Gesunde Kräuter: Das wächst im Garten

Gesundheit & Ernährung

Gesunde Kräuter zur Krankheitsvorbeugung und ein Plus an Geschmack

Bereits seit etlichen Jahrhunderten kredenzen Mediziner, Heiler und Köche aus Heilkräutern gesunde Tees, Salben und Tinkturen. Sie können das Allgemeinbefinden stärken, vor Erkrankungen bewahren und einschlägige Leiden lindern. Wissenschaftler gehen sogar davon aus, dass Kräuter den menschlichen Organismus besser vor freien Radikalen schützen als Obst oder Gemüse. Dies liegt daran, dass einige Kräuter aus dem Garten oder vom Balkon sehr viele Antioxidantien enthalten und vitaminreich sind. Sie können freie Radikale neutralisieren und somit dazu beitragen, nicht an schweren Erkrankungen wie Arteriosklerose, Grauem Star oder Alzheimer zu erkranken. Daneben schmecken gesunde Kräuter hervorragend und verleihen warmen sowie kalten Speisen und Getränken mehr Pfiff. Doch Kraut ist nicht gleich Kraut. Sie unterscheiden sich in ihrer Optik, ihrem Aroma und ihrer möglichen Heilwirkung.

 

Diese sieben Kräuter gehören in dein Beet

Aufgrund ihrer möglichen Heilwirkung, ihrem Geschmack und den klimatischen Bedingungen gehören insbesondere diese sieben Kräuter in deinen Garten beziehungsweise auf deinen Balkon:

  • Dill: appetitanregend, magenstärkend und beruhigend
  • Rosmarin: aufmunternd, magen- und darmregulierend
  • Brennnessel: blutreinigend, harntreibend und blutzuckersenkend
  • Pfefferminz: entkrampfend und entzündungshemmend im Rachenraum
  • Zitronenmelisse: antibakteriell, beruhigend und nervenstärkend 
  • Estragon: verdauungsfördernd, vitaminreich (Vitamin C) und beruhigend
  • Basilikum: verdauungsfördernd, wassertreibend und krampflösend

 

Kresse ist dein natürliches Antibiotikum

Vielleicht kennst du noch aus der Kinderzeit die Gartenkresse, denn sie wird aufgrund ihrer Pflegeleichtigkeit gern in Schulbeeten angepflanzt. Sie begeistert zudem durch ihren Reichtum an wertvollen Inhaltsstoffen. Ihre Mineralien, Vitamine und Spurenelemente können den Stoffwechsel ankurbeln und das Blut reinigen. Besonders beachtenswert ist der hohe Anteil an Senfölen. Er kann die Vermehrung von Pilzen, Bakterien und Viren hemmen, weshalb die Gartenkresse sich als natürliches Antibiotikum einen Namen machte.

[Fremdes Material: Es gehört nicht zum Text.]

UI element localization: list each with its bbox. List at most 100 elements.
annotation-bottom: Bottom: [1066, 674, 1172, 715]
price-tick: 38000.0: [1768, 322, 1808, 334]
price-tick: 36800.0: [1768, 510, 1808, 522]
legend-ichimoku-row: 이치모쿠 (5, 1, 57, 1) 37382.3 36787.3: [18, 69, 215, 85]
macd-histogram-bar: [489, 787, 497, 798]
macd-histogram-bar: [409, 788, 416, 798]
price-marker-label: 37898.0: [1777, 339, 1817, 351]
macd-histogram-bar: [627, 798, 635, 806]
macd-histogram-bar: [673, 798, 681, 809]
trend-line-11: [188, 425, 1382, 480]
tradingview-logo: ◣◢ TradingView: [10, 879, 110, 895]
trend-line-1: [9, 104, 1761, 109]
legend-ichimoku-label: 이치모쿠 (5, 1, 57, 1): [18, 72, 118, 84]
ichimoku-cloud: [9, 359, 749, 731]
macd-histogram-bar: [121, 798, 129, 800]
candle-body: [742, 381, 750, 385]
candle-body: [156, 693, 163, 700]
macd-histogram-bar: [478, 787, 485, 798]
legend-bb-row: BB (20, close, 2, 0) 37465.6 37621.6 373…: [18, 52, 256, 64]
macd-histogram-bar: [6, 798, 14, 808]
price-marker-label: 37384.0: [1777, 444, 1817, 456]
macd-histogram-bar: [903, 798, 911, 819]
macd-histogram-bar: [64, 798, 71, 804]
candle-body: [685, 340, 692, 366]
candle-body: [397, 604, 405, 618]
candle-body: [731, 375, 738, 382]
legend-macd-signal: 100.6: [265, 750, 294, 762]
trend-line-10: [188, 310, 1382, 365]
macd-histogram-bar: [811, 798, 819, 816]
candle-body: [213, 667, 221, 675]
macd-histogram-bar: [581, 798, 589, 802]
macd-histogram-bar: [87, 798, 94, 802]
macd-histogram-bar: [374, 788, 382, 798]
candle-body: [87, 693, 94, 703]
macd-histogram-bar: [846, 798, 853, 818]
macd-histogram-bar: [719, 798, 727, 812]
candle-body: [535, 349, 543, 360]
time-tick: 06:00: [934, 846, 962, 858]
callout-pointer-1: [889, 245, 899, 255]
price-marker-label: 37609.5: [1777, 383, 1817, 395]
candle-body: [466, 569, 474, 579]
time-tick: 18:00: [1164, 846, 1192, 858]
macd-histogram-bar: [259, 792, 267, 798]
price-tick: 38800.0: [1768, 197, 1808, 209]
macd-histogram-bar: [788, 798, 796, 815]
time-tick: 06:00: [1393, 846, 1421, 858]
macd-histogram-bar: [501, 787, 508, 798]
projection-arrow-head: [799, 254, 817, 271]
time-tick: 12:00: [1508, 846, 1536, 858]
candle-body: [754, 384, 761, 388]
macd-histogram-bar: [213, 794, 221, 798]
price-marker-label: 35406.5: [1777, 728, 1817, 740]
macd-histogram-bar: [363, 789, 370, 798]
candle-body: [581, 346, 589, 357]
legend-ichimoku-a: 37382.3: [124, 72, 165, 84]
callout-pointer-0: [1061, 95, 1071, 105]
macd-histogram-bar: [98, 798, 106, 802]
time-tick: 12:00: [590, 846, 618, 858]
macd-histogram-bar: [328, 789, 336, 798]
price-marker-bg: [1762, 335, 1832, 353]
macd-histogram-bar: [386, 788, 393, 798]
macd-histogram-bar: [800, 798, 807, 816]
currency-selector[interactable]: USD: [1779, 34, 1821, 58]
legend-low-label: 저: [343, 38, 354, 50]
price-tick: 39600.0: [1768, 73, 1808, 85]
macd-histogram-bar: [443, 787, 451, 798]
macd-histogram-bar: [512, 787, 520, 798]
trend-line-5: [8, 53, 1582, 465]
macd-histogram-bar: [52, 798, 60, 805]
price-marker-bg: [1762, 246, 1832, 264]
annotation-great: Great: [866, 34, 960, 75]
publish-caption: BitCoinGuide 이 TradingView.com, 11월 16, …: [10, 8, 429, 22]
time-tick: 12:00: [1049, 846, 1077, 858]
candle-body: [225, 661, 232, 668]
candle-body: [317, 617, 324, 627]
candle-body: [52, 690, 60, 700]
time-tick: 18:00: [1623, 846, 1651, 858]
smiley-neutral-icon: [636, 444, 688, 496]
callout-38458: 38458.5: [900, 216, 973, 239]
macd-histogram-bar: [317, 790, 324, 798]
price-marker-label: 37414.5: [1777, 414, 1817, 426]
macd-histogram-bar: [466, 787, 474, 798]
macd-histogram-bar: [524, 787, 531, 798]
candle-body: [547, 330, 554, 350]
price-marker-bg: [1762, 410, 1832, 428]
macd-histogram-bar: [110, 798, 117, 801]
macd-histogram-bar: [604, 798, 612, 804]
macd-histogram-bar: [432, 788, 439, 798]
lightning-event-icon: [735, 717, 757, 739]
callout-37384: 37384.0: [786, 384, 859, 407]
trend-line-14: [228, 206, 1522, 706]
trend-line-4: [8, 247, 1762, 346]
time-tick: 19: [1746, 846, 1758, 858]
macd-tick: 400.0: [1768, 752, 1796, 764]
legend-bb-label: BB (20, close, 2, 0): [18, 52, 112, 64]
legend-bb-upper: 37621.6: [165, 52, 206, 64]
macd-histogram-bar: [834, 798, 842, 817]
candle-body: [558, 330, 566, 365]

Geschickt kannst du mit ihr dein Immunsystem unterstützen. Wie du die kleinen grünen Blättchen zu dir nimmst, hängt ganz von deinem Geschmack ab. Du kannst mit der Gartenkresse einen Kräuterquark anmischen oder eine Kräuterbutter herstellen. Auch Salate und Soßen lassen sich damit würzen. 

 

So profitierst du vom Schnittlauch

Schnittlauch ist ein Dauerbrenner in der deutschen Küche, da dieses Kraut sehr würzig ist und eine angenehme Schärfe ins Essen bringt. Doch wer hätte geahnt, dass Schnittlauch ebenfalls eine begehrte Heilpflanze ist? Sie kann wie andere Laucharten harntreibend, antibakteriell und schleimlösend wirken. Einst glaubten die Menschen, sie könnten sich mit Schnittlauch vor dem bösen Blick schützen. In den grünen, schmalen Halmen verbergen sich viel Vitamin C, Senföle und Saponine. Das enthaltene Eisen kann besonders schnell und einfach vom Organismus aufgenommen werden.

 

Tipps für deinen Kräutergarten

Selbst ohne ausgeprägten grünen Daumen kannst du gesunde Kräuter bei dir im Garten oder auf dem Balkon anpflanzen. Dafür nimmst du am besten Blumentöpfe oder Pflanzenkästen, in denen keine Staunässe entstehen kann. Im Supermarkt und im Gartencenter erhältst du Samen unterschiedlichster Kräuter in kleinen Tüten sowie vorgezogene Kräuter. Solltest du dich für letztgenannte Variante entscheiden, ist die Qualität wichtig. Ansonsten stirbt das Pflänzchen trotz liebevoller und guter Pflege schneller als erwartet. Auf den Verpackungen findest du praktische Hinweise, die dir dabei helfen, bald schon einen Garten voller gesunder Kräuter zu haben.